On Thursday, Aug. 15, ASU Museum teams up with the broadcasting service of A-State, KASU, to celebrate the opening of the newly completed exhibit, from 5:30 to 7 p.m.
Northeast Arkansas played a significant role in shaping and disseminating rockabilly music, an early form of rock ‘n’ roll most widely associated with Elvis Presley’s debut single, “That’s All Right,” recorded in 1954.
“Rockabilly’ is rich with music, history and visuals that will engage visitors on many levels and perhaps answer questions they may have,” stated Dr.

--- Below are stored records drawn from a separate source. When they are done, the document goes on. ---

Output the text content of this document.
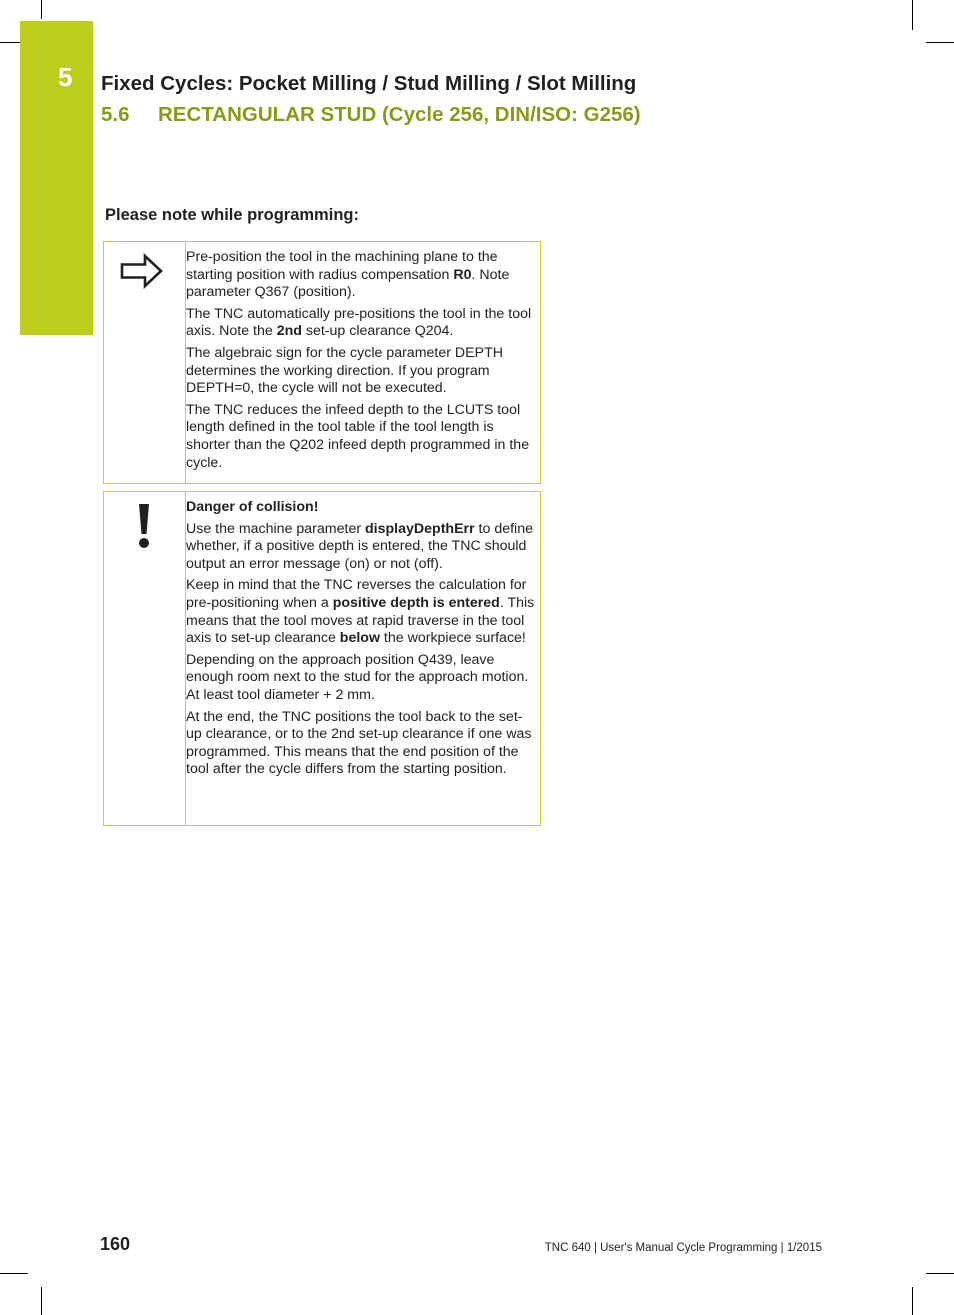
5 Fixed Cycles: Pocket Milling / Stud Milling / Slot Milling
5.6 RECTANGULAR STUD (Cycle 256, DIN/ISO: G256)
Please note while programming:

Pre-position the tool in the machining plane to the starting position with radius compensation R0. Note parameter Q367 (position).

The TNC automatically pre-positions the tool in the tool axis. Note the 2nd set-up clearance Q204.

The algebraic sign for the cycle parameter DEPTH determines the working direction. If you program DEPTH=0, the cycle will not be executed.

The TNC reduces the infeed depth to the LCUTS tool length defined in the tool table if the tool length is shorter than the Q202 infeed depth programmed in the cycle.

Danger of collision!

Use the machine parameter displayDepthErr to define whether, if a positive depth is entered, the TNC should output an error message (on) or not (off).

Keep in mind that the TNC reverses the calculation for pre-positioning when a positive depth is entered. This means that the tool moves at rapid traverse in the tool axis to set-up clearance below the workpiece surface!

Depending on the approach position Q439, leave enough room next to the stud for the approach motion. At least tool diameter + 2 mm.

At the end, the TNC positions the tool back to the set-up clearance, or to the 2nd set-up clearance if one was programmed. This means that the end position of the tool after the cycle differs from the starting position.

160	TNC 640 | User's Manual Cycle Programming | 1/2015
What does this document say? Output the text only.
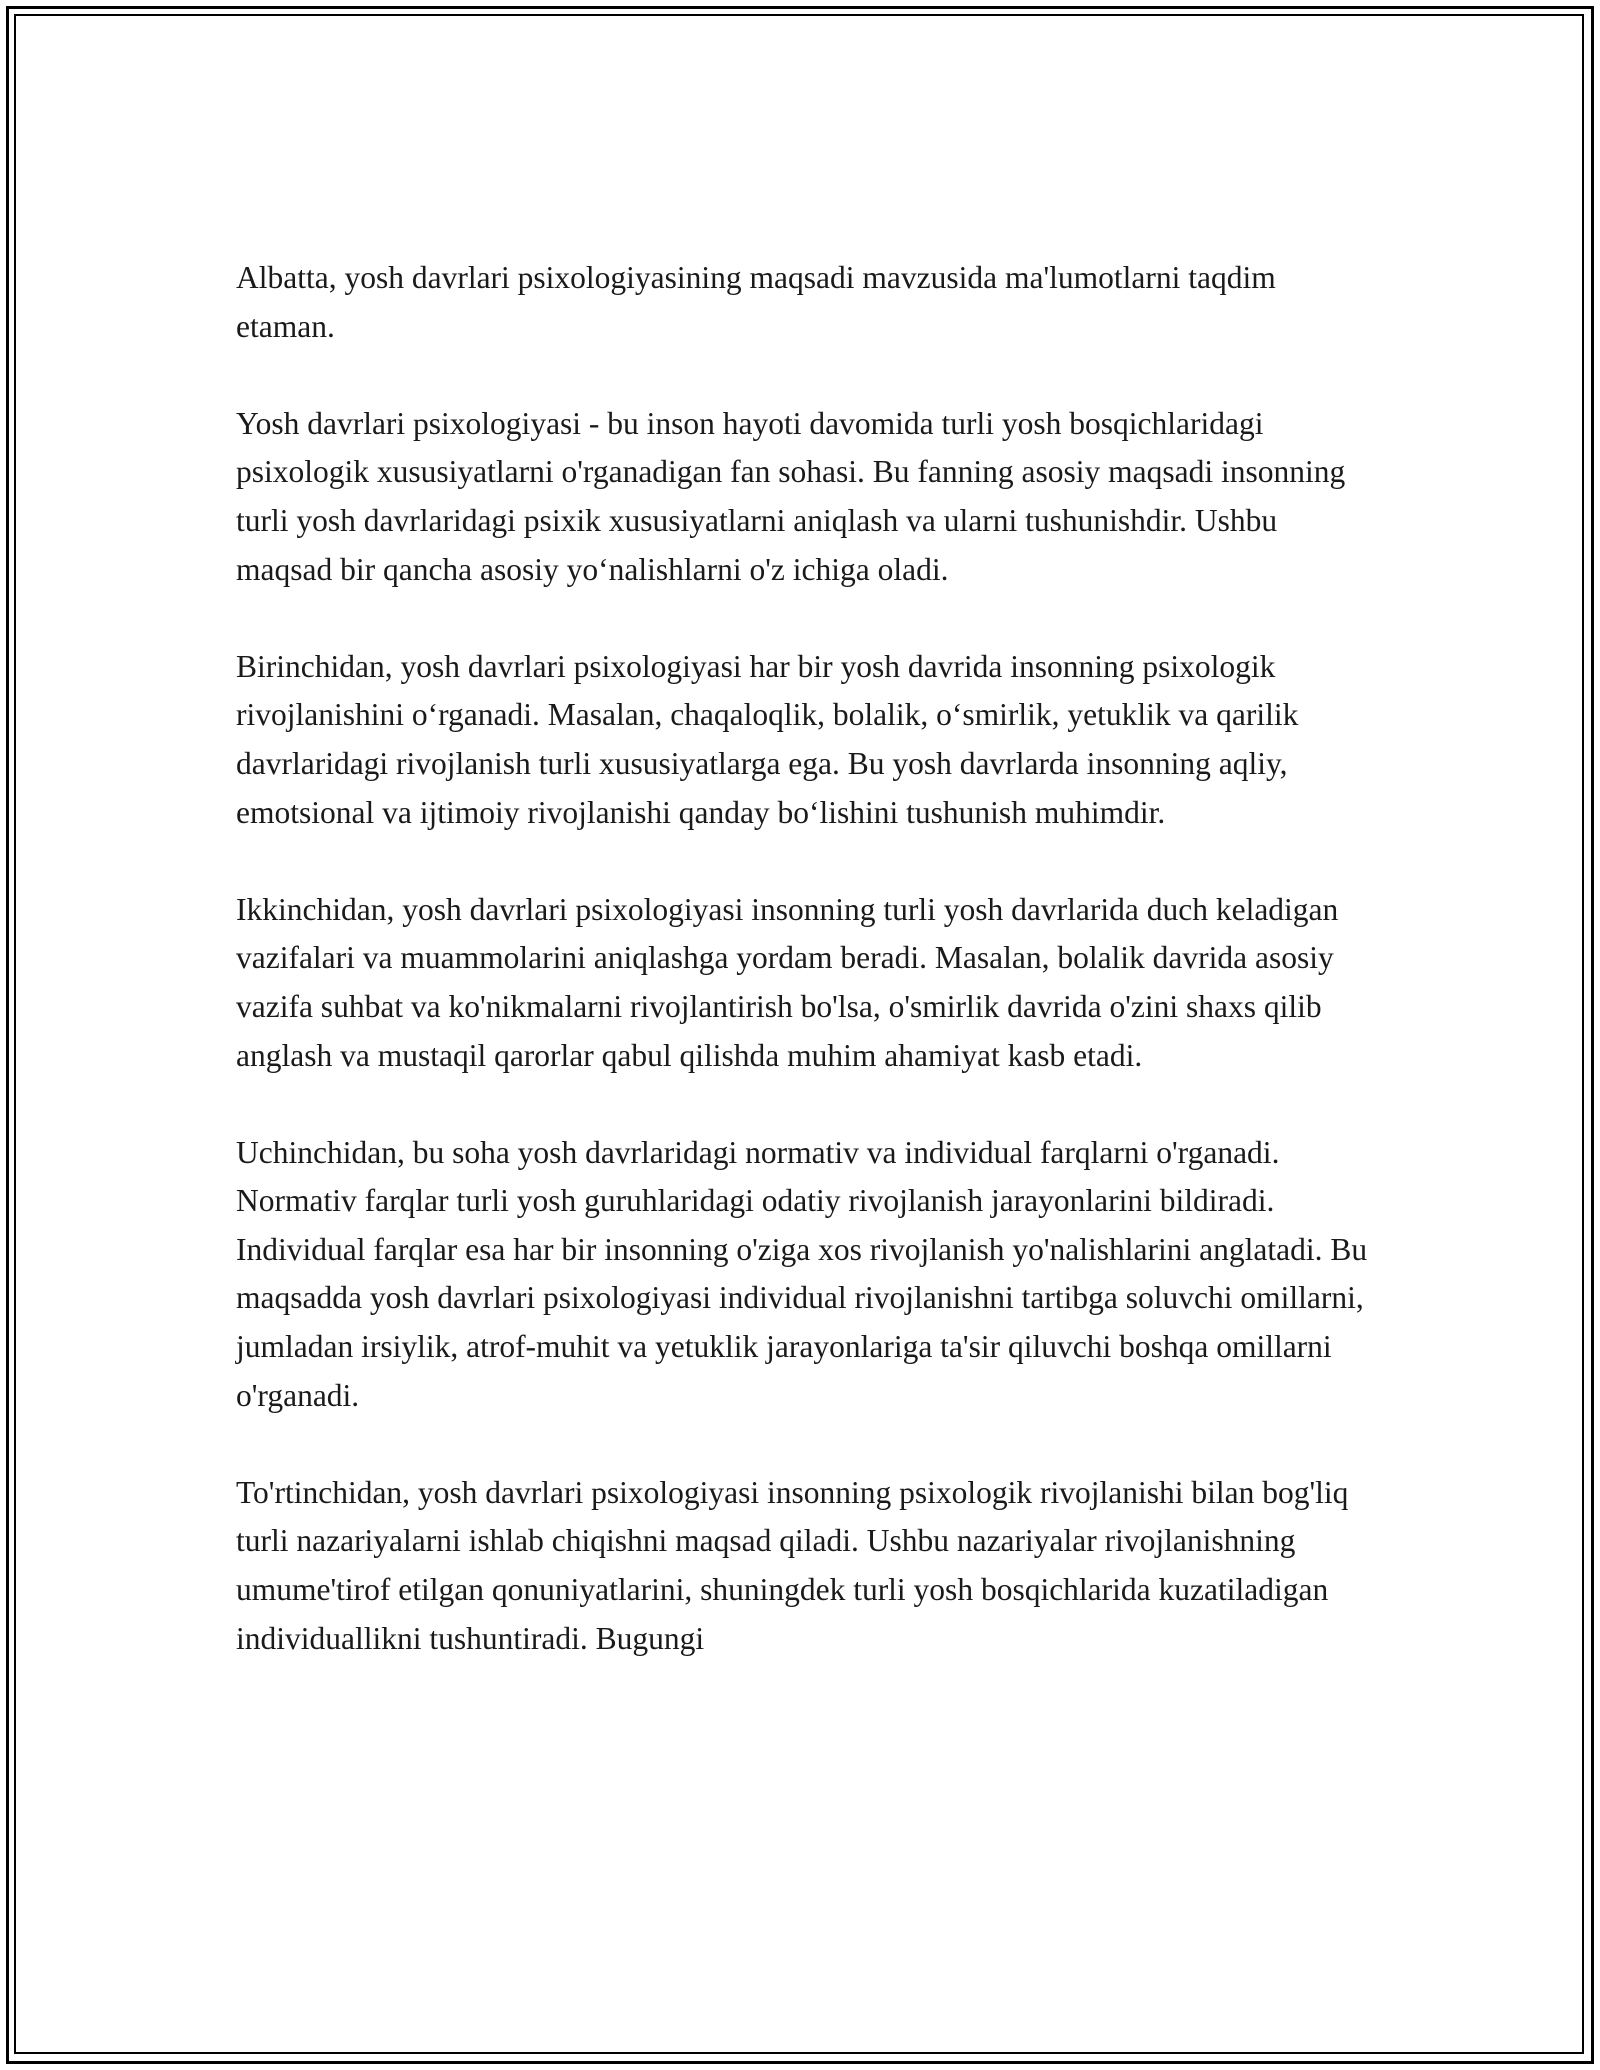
Albatta, yosh davrlari psixologiyasining maqsadi mavzusida ma'lumotlarni taqdim etaman.

Yosh davrlari psixologiyasi - bu inson hayoti davomida turli yosh bosqichlaridagi psixologik xususiyatlarni o'rganadigan fan sohasi. Bu fanning asosiy maqsadi insonning turli yosh davrlaridagi psixik xususiyatlarni aniqlash va ularni tushunishdir. Ushbu maqsad bir qancha asosiy yo‘nalishlarni o'z ichiga oladi.

Birinchidan, yosh davrlari psixologiyasi har bir yosh davrida insonning psixologik rivojlanishini o‘rganadi. Masalan, chaqaloqlik, bolalik, o‘smirlik, yetuklik va qarilik davrlaridagi rivojlanish turli xususiyatlarga ega. Bu yosh davrlarda insonning aqliy, emotsional va ijtimoiy rivojlanishi qanday bo‘lishini tushunish muhimdir.

Ikkinchidan, yosh davrlari psixologiyasi insonning turli yosh davrlarida duch keladigan vazifalari va muammolarini aniqlashga yordam beradi. Masalan, bolalik davrida asosiy vazifa suhbat va ko'nikmalarni rivojlantirish bo'lsa, o'smirlik davrida o'zini shaxs qilib anglash va mustaqil qarorlar qabul qilishda muhim ahamiyat kasb etadi.

Uchinchidan, bu soha yosh davrlaridagi normativ va individual farqlarni o'rganadi. Normativ farqlar turli yosh guruhlaridagi odatiy rivojlanish jarayonlarini bildiradi. Individual farqlar esa har bir insonning o'ziga xos rivojlanish yo'nalishlarini anglatadi. Bu maqsadda yosh davrlari psixologiyasi individual rivojlanishni tartibga soluvchi omillarni, jumladan irsiylik, atrof-muhit va yetuklik jarayonlariga ta'sir qiluvchi boshqa omillarni o'rganadi.

To'rtinchidan, yosh davrlari psixologiyasi insonning psixologik rivojlanishi bilan bog'liq turli nazariyalarni ishlab chiqishni maqsad qiladi. Ushbu nazariyalar rivojlanishning umume'tirof etilgan qonuniyatlarini, shuningdek turli yosh bosqichlarida kuzatiladigan individuallikni tushuntiradi. Bugungi
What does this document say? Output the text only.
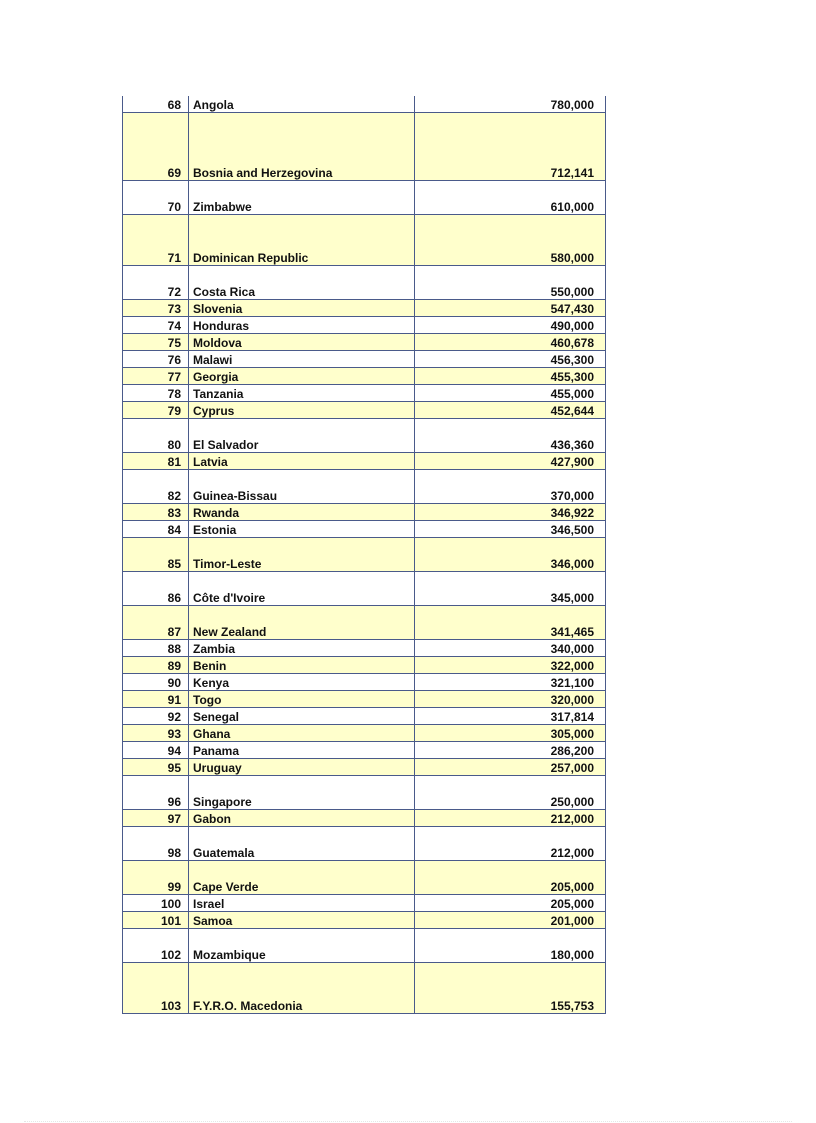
68	Angola	780,000
69	Bosnia and Herzegovina	712,141
70	Zimbabwe	610,000
71	Dominican Republic	580,000
72	Costa Rica	550,000
73	Slovenia	547,430
74	Honduras	490,000
75	Moldova	460,678
76	Malawi	456,300
77	Georgia	455,300
78	Tanzania	455,000
79	Cyprus	452,644
80	El Salvador	436,360
81	Latvia	427,900
82	Guinea-Bissau	370,000
83	Rwanda	346,922
84	Estonia	346,500
85	Timor-Leste	346,000
86	Côte d'Ivoire	345,000
87	New Zealand	341,465
88	Zambia	340,000
89	Benin	322,000
90	Kenya	321,100
91	Togo	320,000
92	Senegal	317,814
93	Ghana	305,000
94	Panama	286,200
95	Uruguay	257,000
96	Singapore	250,000
97	Gabon	212,000
98	Guatemala	212,000
99	Cape Verde	205,000
100	Israel	205,000
101	Samoa	201,000
102	Mozambique	180,000
103	F.Y.R.O. Macedonia	155,753
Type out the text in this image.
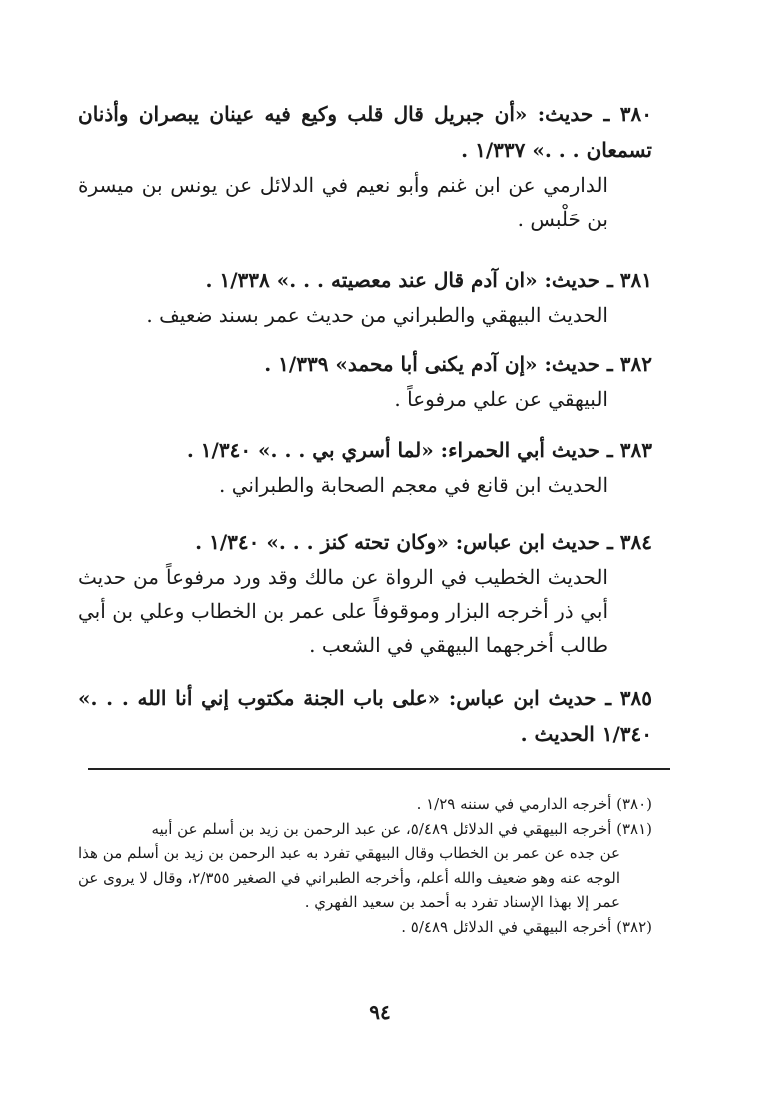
٣٨٠ ـ حديث: «أن جبريل قال قلب وكيع فيه عينان يبصران وأذنان تسمعان . . .» ١/٣٣٧ .
الدارمي عن ابن غنم وأبو نعيم في الدلائل عن يونس بن ميسرة بن حَلْبس .
٣٨١ ـ حديث: «ان آدم قال عند معصيته . . .» ١/٣٣٨ .
الحديث البيهقي والطبراني من حديث عمر بسند ضعيف .
٣٨٢ ـ حديث: «إن آدم يكنى أبا محمد» ١/٣٣٩ .
البيهقي عن علي مرفوعاً .
٣٨٣ ـ حديث أبي الحمراء: «لما أسري بي . . .» ١/٣٤٠ .
الحديث ابن قانع في معجم الصحابة والطبراني .
٣٨٤ ـ حديث ابن عباس: «وكان تحته كنز . . .» ١/٣٤٠ .
الحديث الخطيب في الرواة عن مالك وقد ورد مرفوعاً من حديث أبي ذر أخرجه البزار وموقوفاً على عمر بن الخطاب وعلي بن أبي طالب أخرجهما البيهقي في الشعب .
٣٨٥ ـ حديث ابن عباس: «على باب الجنة مكتوب إني أنا الله . . .» ١/٣٤٠ الحديث .

(٣٨٠) أخرجه الدارمي في سننه ١/٢٩ .

(٣٨١) أخرجه البيهقي في الدلائل ٥/٤٨٩، عن عبد الرحمن بن زيد بن أسلم عن أبيه

عن جده عن عمر بن الخطاب وقال البيهقي تفرد به عبد الرحمن بن زيد بن أسلم من هذا الوجه عنه وهو ضعيف والله أعلم، وأخرجه الطبراني في الصغير ٢/٣٥٥، وقال لا يروى عن عمر إلا بهذا الإسناد تفرد به أحمد بن سعيد الفهري .

(٣٨٢) أخرجه البيهقي في الدلائل ٥/٤٨٩ .

٩٤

Marti Allen, director of the museum.
Listening stations will offer opportunities to hear songs from this region’s many rockabilly musicians, helping visitors understand what made rockabilly special, and how it differed from other musical styles in the pre-rock ‘n’ roll era.
Visitors can discover what musical elements make up rockabilly by isolating and mixing the elements at “that rockabilly sound,” and see how blues, country, gospel and other musical genres contributed to the unique sound of rockabilly.
Those not sure about the difference between blues and rockabilly will want to see “rockabilly or not-a-billy.” Individuals wanting to know more about rockabilly’s origins can browse through the toe-tapping songs and highly relatable biographies of rockabillies hailing from the rural areas of 1950s Northeast Arkansas.
The exhibit will feature performance instruments used by some of our region’s rockabilly stars and notably significant sound equipment that helped generate the local sound for which Joe Lee’s Variety Recording Studio became famous.
This exhibit was funded by proceeds from ASU Museum’s 2013 and 2014 Rockabilly Boogiefest concerts, individual donations, the Museum’s own members, and by ASU Museum.